Kongress HMI di tahun 2015 memakan dana sebesar 7 Milyar, begitu yang diberitakan oleh media tepercaya seperti detik.com kemarin (22/11). 4 Milyar datangnya dari sponsor dan alumni sementara 3 Milyar dari pemerintahan daerah (pemda) Riau. WOOOW! Benaar-benar angka yang fantastis! Bagaimana bisa 4 Milyar belum cukup untuk organisasi independen seperti HMI? Organisasi independen itu kan organisasi jaim (jaga image), bahwa sederhana adalah sebuah kehormatan tertinggi ketimbang bermewah-mewah di tengah-tengah tangisan rakyat yang kelaparan. Itu setahu saya sebagai kader yang bukan siapa-siapa. Tapi mungkin independensi atau kejaiman HMI dimaknai berbeda oleh kader HMI yang sudah dipandang sebagai siapa-siapa. Ya, siapa lah itu semua orang yang ada di Pengurus Besar (PB) atau lagi nampang untuk masuk ke PB. Bagi mereka yang siapa-siapa, kejaiman HMI adalah negasi dari pemahaman saya sebelumnya. Bahwa HMI sebagai organisasi independen adalah jaim jikalau tidak bermewah-mewahan seperti kongres-kongres atau pertemuan-pertemuan yang biasa mereka tonton di sinema korea atau film-film hollywood. Agaknya, Kanda Yang Agung (Arief Rosyid Hasan) bersama panitia dan SC (steering commitee) Kongres HMI XXIX di Riau terlalu banyak nonton film hollywood. Impact-nya ya seperti yang terjadi saat ini. Bangga berjabat tangan dengan manusia berjas dan berdompet tebal. Bangga nongkrong di cafe, mall dan hotel berbintang. Bangga pajang foto bersama pramugari – pramugari cantik yang panjang belahan roknya hampir sama dengan panjang roknya. Beginikah wujud “bersyukur dan ikhlas” yang dihayati dari lirik pertama pada Hymne HMI? 
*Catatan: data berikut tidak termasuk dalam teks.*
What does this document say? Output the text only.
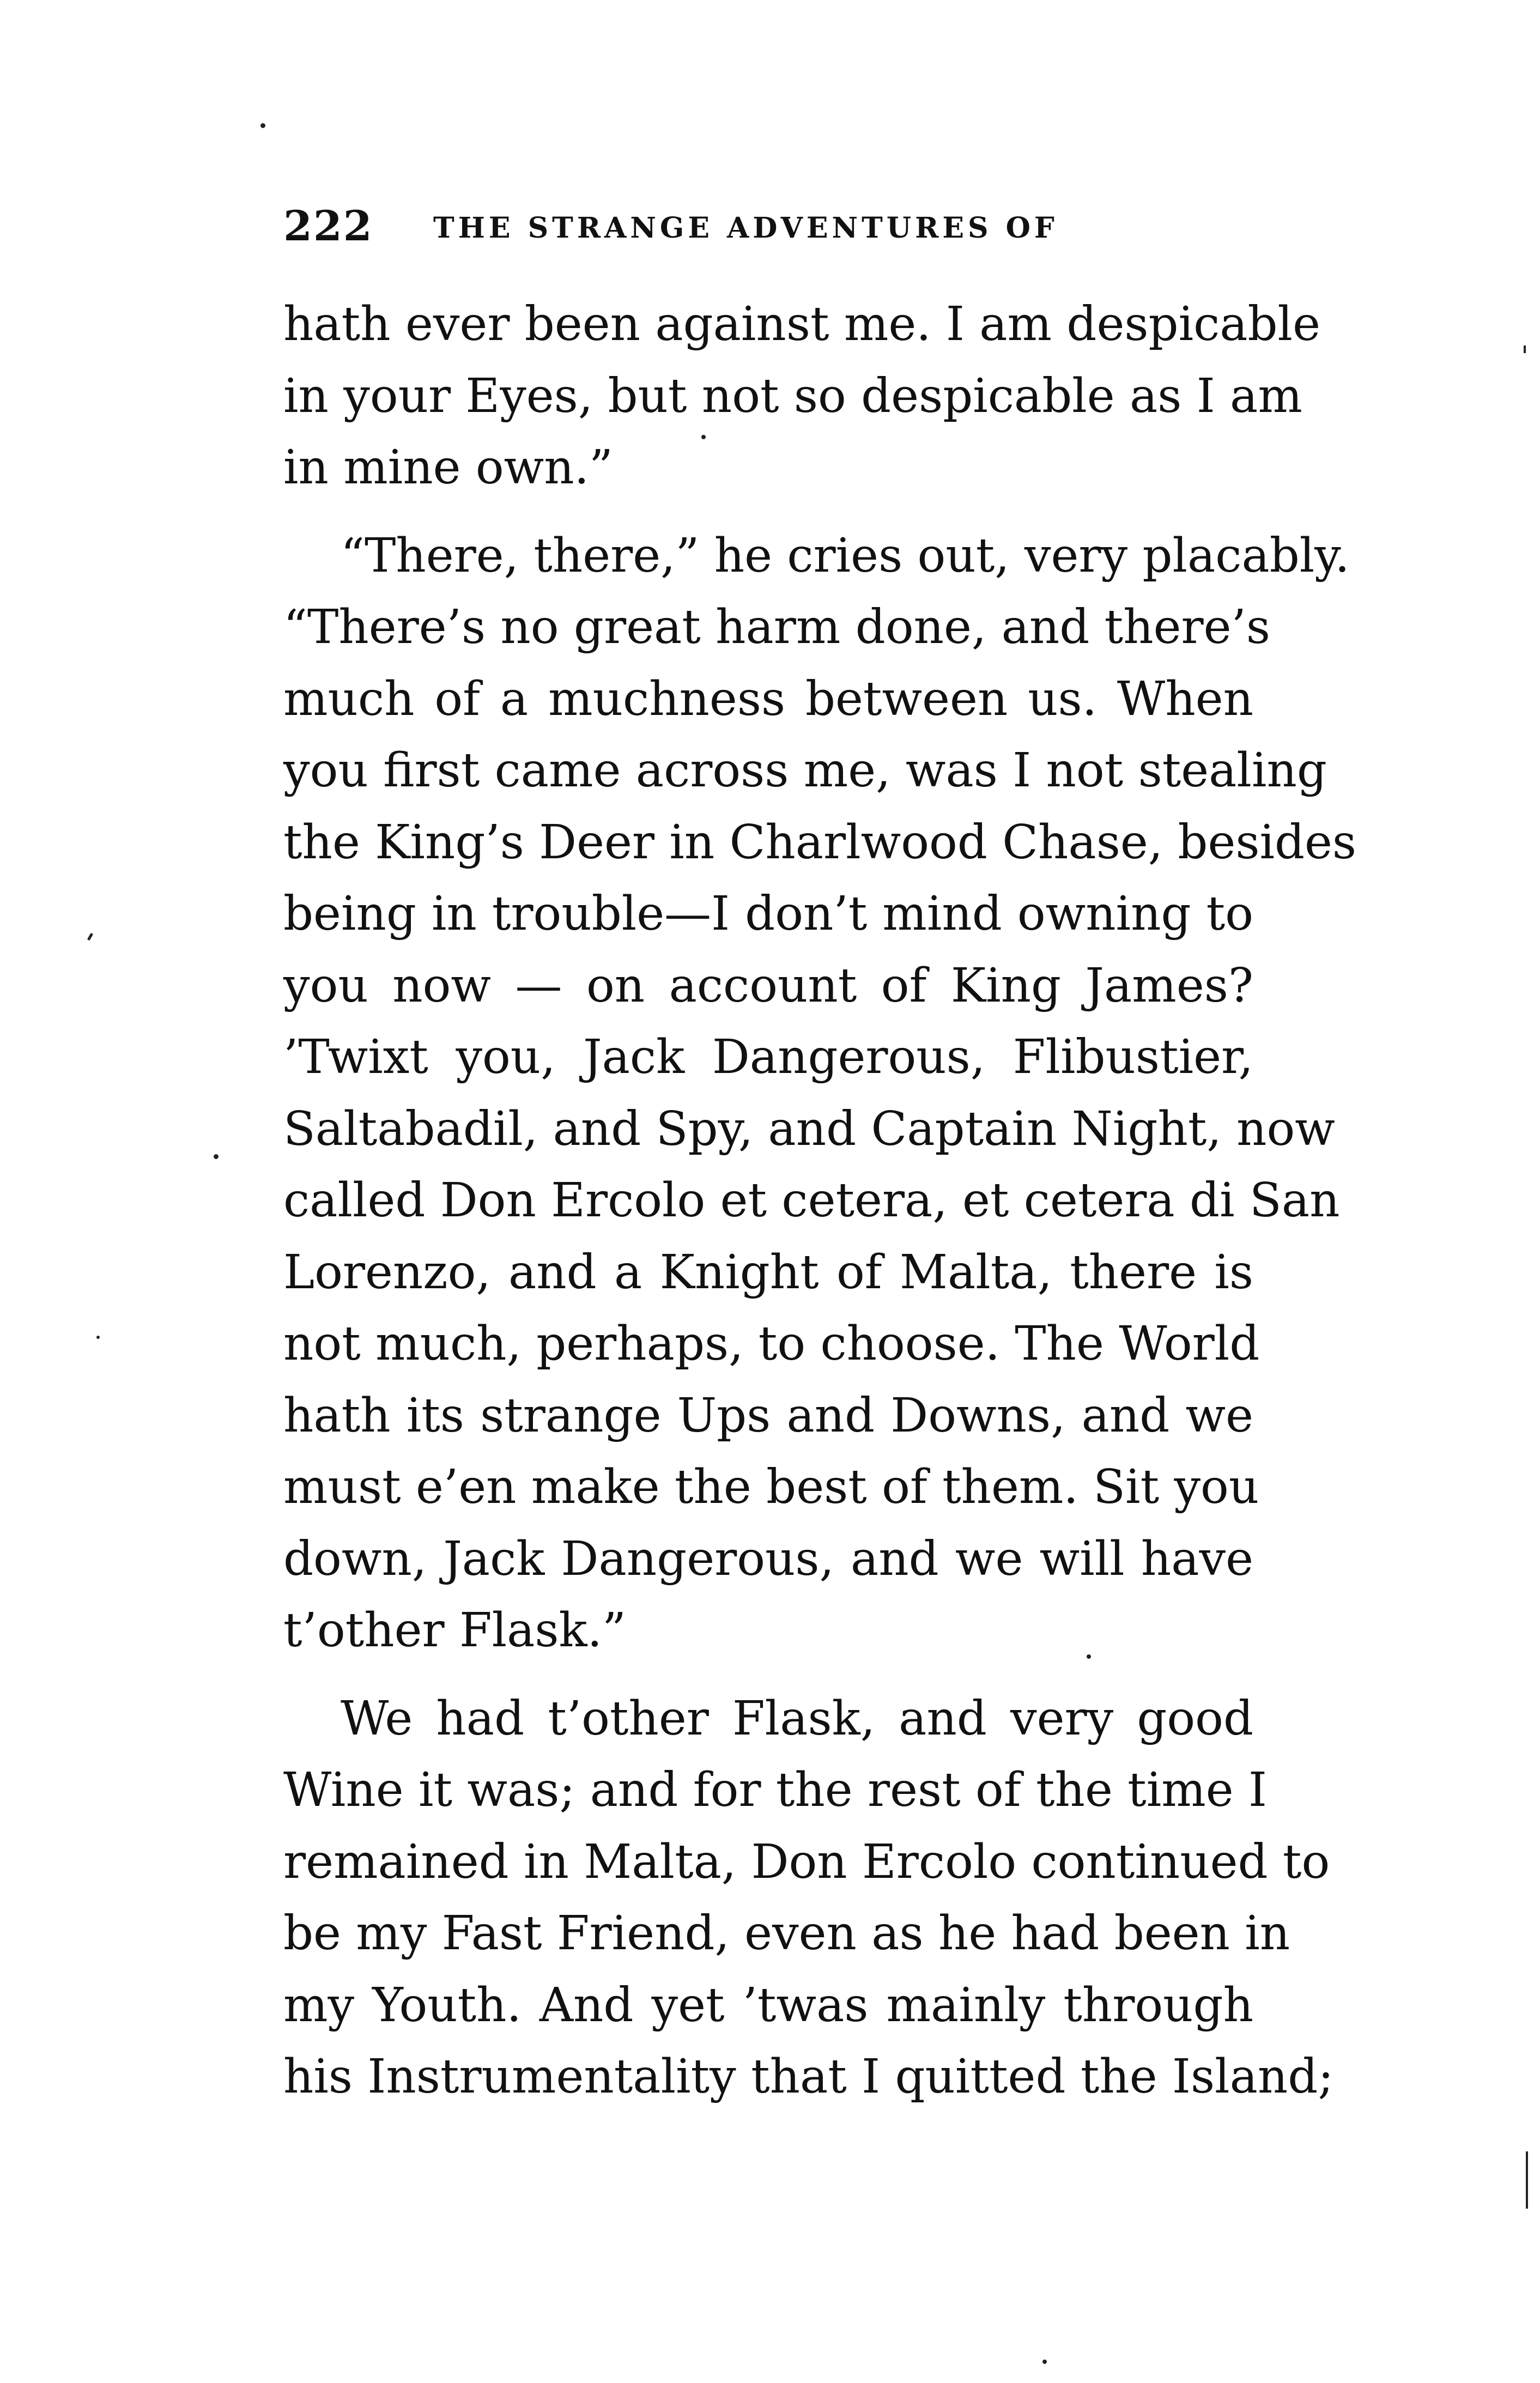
222 THE STRANGE ADVENTURES OF
hath ever been against me. I am despicable
in your Eyes, but not so despicable as I am
in mine own.”
“There, there,” he cries out, very placably.
“There’s no great harm done, and there’s
much of a muchness between us. When
you first came across me, was I not stealing
the King’s Deer in Charlwood Chase, besides
being in trouble—I don’t mind owning to
you now — on account of King James?
’Twixt you, Jack Dangerous, Flibustier,
Saltabadil, and Spy, and Captain Night, now
called Don Ercolo et cetera, et cetera di San
Lorenzo, and a Knight of Malta, there is
not much, perhaps, to choose. The World
hath its strange Ups and Downs, and we
must e’en make the best of them. Sit you
down, Jack Dangerous, and we will have
t’other Flask.”
We had t’other Flask, and very good
Wine it was; and for the rest of the time I
remained in Malta, Don Ercolo continued to
be my Fast Friend, even as he had been in
my Youth. And yet ’twas mainly through
his Instrumentality that I quitted the Island;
Tidak sampai disitu, pemberitaan media berlanjut pada kader-kader HMI yang caper di jalanan. Sebut saja romli (rombongan liar). Agaknya sebutan ini pantas untuk para kader HMI caper yang liarnya seperti pasukan Tarzan masuk kota. Pelabuhan Soekarno-Hatta, Makassar adalah saksi bisu dari ke-tarzanan ribuan kader HMI di bawah pimpinan ‘jenderal’ Hasan Basri Baso (17/11). Lah, yang butuh siapa yang nanggung siapa? Beberapa rumah makan di Pekanbaru turut jadi saksi bisu dari ke-
tarzanan romli tersebut. Apa yang terjadi kurang lebih sama seperti cerita-cerita jaman pendekar. Sekelompok bandit menyerbu warung, dengan gaya angkuh pesan makanan, lalu makanan dibayar hanya dengan muka garang dan pergi begitu saja tanpa memberi uang. Tak cukup sampai disitu, mereka kemudian membuat pertunjukan di Gelanggang Olahraga Remaja (GOR), Pekanbaru (22/11). Pertunjukan itu mereka buat se-Ramboo mungkin. Kaca GOR dirusak, jalan diblokade hingga merusak halte busway Trans Pekanbaru. Ngamuk gara-gara gak dapat perhatian dari kawan-kawan seperjuangan di Pekanbaru. Saya tidak tahu dimana Nilai-Nilai Dasar Perjuangan (NDP) HMI yang harusnya mereka pegang teguh. Mungkinkah mereka benar-benar tarzan yang tidak bisa membaca? Maaf, saya tidak akan minta maaf atas pernyataan saya barusan. 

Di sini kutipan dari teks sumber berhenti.